MANHATTAN (CN) — The family affair that is President Donald Trump’s war on the press kicked into high gear Tuesday as an attorney for the first lady announced a “substantial settlement” with the blogger who already apologized for calling it “widely known that Melania was not a working model but rather a high-end escort.”
Maryland-based blogger Webster Tarpley lobbed the allegations in an Aug. 2 post to his website, Tarpley.net, but issued a retraction and apology on Aug. 22.
The retraction did not help Tarpley from getting sued, however, and Agence France-Presse quoted Trump’s attorney Tuesday as saying that the blogger has agreed to a substantial settlement.
Melania’s settlement with blogger Webster Tarpley comes a day after she found a new venue for her related claims against the Mail Online.
The British tabloid had reported on the sex-worker allegations against Melania back in August as well, in a story titled: “Naked photoshoots, and troubling questions about visas that won’t go away: The VERY racy past of Donald Trump’s Slovenian wife.”
No longer accessible on Mail Online’s website, the tabloid’s story discussed allegations from a Slovenian magazine that the New York modeling agency that Melania worked with “also operated as an escort agency for wealthy clients.”
During her husband’s presidential bid, the sex-worker allegations added a new dimension to questions about Melania’s immigration stemming from her modeling work in the United States.
Mail Online’s article had one more bombshell: quoting an unauthorized biography of Melania that says the former model met her real estate mogul husband three years before the date claimed by the couple.
Though Donald and Melania have publicly maintained that they met in 1998, the theory goes that this meeting was staged, and that the pair had met in 1995 when Donald was still married to his second wife, Marla Maples.
Online published a retraction on Sept. 1, 2016, apologizing that its report had been misinterpreted “as stating or suggesting that Mrs. Trump worked as an 'escort' or in the 'sex business,' that she had a 'composite or presentation card for the sex business,' or that either of the modeling agencies referenced in the article were engaged in these businesses.”
“The article ... did not intend to state or suggest that these allegations are true, nor did it intend to state or suggest that Mrs. Trump ever worked as an 'escort' or in the 'sex business,” the retraction says.
It also says: “The point of the article was that these allegations could impact the U.S. presidential election even if they are untrue.”
Melania sued Mail Online and blogger Tarpley that same day in the Circuit Court of Montgomery County, Maryland.
After her case against Mail Online were tossed for lack of jurisdiction, Melania refiled her $150 million complaint against the website Monday in Manhattan Supreme Court.
Melania notes that the book the Mail cited for its article “was self-published by an unknown person who wrote under a pseudonym, and cannot even be located.”
The lawsuit barely separates Melania’s duties as first lady from her business interest.
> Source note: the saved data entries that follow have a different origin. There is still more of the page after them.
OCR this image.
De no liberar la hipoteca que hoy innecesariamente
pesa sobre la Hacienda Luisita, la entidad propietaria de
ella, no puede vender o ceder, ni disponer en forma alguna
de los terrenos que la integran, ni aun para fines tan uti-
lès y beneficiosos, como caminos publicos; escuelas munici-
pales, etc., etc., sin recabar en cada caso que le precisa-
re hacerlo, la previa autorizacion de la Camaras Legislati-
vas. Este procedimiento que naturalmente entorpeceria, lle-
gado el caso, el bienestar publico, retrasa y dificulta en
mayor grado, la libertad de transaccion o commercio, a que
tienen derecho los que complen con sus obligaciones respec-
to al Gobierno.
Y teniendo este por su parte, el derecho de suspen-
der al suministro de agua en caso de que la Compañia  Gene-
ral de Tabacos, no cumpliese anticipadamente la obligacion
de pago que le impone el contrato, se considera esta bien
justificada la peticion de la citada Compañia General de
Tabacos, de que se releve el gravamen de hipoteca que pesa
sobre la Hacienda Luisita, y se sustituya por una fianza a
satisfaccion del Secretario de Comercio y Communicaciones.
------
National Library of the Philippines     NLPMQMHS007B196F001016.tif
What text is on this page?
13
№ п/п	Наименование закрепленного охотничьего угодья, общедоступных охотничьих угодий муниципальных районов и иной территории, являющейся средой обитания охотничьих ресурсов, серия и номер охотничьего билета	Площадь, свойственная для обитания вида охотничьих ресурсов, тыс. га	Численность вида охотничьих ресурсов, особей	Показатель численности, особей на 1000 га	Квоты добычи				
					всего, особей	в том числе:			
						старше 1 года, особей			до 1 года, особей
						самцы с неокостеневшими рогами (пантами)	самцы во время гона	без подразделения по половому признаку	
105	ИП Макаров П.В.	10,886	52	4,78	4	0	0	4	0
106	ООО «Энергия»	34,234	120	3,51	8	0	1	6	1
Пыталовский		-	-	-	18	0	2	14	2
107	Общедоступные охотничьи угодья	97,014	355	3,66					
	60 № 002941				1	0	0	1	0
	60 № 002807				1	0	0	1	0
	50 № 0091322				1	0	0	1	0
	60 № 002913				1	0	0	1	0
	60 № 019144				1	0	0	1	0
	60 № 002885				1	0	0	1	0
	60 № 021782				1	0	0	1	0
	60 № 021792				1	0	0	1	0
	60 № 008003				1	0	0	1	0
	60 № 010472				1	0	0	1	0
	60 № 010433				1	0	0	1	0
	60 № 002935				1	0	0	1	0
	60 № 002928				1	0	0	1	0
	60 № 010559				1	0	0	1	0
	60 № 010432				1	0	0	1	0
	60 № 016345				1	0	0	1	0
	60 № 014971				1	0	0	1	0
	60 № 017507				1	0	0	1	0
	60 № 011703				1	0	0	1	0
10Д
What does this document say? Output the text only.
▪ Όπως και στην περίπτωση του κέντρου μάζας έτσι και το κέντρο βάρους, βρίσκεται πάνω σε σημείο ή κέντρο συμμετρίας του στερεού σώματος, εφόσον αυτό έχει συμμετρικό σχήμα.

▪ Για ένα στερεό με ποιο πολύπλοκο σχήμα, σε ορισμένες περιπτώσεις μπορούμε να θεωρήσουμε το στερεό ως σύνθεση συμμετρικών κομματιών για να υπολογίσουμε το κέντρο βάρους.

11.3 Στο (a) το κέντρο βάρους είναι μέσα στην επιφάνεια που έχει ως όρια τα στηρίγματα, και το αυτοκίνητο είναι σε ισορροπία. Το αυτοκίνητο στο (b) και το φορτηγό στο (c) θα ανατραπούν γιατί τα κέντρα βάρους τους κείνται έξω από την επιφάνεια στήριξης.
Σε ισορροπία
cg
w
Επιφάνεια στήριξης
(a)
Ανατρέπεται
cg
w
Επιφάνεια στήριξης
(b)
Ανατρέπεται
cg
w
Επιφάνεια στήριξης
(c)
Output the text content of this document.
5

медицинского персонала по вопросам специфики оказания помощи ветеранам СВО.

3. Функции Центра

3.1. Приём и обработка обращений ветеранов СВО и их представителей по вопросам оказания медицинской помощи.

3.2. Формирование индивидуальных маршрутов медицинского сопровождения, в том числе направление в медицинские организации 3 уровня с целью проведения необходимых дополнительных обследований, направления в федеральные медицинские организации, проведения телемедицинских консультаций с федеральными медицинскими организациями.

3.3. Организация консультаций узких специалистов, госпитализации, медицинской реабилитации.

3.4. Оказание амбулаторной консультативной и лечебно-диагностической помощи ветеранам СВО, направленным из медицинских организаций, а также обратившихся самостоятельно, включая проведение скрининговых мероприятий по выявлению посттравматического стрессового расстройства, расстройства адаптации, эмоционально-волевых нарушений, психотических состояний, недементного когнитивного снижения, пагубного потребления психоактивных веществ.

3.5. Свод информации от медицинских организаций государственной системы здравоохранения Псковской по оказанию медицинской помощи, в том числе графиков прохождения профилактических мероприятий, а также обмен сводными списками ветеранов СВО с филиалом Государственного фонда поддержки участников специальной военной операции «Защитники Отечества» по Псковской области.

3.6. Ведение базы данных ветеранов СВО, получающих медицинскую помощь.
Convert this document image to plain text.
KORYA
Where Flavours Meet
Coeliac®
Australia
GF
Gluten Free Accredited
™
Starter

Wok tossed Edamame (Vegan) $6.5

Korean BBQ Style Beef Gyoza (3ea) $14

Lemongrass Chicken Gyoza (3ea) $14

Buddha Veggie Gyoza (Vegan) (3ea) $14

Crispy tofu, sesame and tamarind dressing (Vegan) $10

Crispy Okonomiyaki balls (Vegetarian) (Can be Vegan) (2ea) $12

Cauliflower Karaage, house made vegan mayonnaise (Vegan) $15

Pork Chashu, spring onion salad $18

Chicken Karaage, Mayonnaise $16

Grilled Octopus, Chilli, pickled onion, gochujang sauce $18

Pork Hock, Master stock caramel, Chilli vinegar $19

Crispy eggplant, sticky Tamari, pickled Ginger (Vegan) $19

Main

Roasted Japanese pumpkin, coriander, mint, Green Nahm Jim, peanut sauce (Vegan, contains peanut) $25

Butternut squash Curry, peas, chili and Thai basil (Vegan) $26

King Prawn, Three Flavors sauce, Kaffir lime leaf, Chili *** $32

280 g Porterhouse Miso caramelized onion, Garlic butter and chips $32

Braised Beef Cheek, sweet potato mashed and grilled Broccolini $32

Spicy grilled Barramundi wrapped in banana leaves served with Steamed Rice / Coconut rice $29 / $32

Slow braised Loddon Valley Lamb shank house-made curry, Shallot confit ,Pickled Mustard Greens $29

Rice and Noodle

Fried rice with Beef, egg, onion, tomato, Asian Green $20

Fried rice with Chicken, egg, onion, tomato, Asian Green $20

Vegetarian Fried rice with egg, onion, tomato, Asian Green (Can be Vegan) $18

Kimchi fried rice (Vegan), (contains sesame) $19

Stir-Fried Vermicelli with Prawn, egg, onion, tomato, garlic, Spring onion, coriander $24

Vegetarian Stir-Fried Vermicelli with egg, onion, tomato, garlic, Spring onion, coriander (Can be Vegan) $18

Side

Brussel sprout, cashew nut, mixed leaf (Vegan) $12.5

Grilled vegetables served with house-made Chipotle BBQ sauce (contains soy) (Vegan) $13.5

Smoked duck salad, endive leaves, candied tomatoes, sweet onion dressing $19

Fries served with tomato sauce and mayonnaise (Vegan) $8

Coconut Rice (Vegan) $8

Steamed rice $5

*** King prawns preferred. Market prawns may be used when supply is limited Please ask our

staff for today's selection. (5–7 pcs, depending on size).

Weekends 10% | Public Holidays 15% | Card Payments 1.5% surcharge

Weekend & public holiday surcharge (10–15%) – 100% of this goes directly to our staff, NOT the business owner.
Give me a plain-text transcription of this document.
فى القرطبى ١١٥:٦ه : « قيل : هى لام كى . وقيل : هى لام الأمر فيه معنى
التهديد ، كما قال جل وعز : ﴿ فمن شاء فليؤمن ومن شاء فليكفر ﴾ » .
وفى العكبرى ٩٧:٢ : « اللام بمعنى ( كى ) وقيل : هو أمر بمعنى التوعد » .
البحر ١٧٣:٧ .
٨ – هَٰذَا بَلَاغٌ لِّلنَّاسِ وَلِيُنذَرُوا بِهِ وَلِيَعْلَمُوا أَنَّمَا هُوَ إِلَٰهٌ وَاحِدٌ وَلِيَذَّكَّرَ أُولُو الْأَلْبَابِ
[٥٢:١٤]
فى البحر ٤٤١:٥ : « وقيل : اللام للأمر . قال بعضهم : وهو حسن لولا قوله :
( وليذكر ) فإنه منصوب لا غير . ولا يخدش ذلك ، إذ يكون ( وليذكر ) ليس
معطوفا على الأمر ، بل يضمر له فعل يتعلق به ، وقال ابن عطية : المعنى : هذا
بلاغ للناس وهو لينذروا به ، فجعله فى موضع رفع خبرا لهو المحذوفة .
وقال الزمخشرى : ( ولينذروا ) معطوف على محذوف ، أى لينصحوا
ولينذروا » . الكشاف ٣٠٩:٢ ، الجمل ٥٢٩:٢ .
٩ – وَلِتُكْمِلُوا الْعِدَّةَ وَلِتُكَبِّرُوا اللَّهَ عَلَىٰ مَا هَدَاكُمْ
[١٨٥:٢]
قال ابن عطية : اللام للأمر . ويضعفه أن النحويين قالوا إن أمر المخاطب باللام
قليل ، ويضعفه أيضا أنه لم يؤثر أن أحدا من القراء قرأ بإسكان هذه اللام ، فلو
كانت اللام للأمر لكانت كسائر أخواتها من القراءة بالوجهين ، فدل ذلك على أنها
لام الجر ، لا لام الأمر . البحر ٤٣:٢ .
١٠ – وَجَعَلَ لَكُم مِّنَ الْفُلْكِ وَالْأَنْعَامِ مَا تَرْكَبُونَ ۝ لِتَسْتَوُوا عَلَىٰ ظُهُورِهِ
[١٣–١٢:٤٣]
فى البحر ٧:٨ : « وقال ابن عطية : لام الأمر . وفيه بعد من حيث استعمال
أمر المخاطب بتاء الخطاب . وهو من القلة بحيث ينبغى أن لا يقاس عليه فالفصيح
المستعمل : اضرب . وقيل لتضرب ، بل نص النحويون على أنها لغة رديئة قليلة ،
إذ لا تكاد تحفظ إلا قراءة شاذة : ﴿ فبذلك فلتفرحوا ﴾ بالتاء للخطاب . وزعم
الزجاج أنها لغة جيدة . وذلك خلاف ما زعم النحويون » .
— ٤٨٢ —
In back-to-back paragraphs, the lawsuit states that Mail Online’s story “impugned [Melania Trump’s] fitness to perform her duties as first lady of the United States” and “impugned her fitness to perform her duties in business.”
“The defamatory statements in the article have caused plaintiff damages, including to her reputation and to her business interests and prospective economic opportunities, as well as causing significant humiliation in the community and emotional distress,” the complaint states.
Well before and after his election, Donald Trump has been dogged by questions about the minefield of interest conflicts posed by his hotel and real estate businesses around the world. Another New York lawsuit alleges that the president’s continued role in the Trump Organization violates the Constitution’s anti-corruption provisions found in the emoluments clause.
The First Lady has retained Beverly Hills, Calif.-based attorney Carles Harder, from the firm Harder Mirell & Abrams.
Mail Online’s spokesman did not immediately respond to an email request for comment.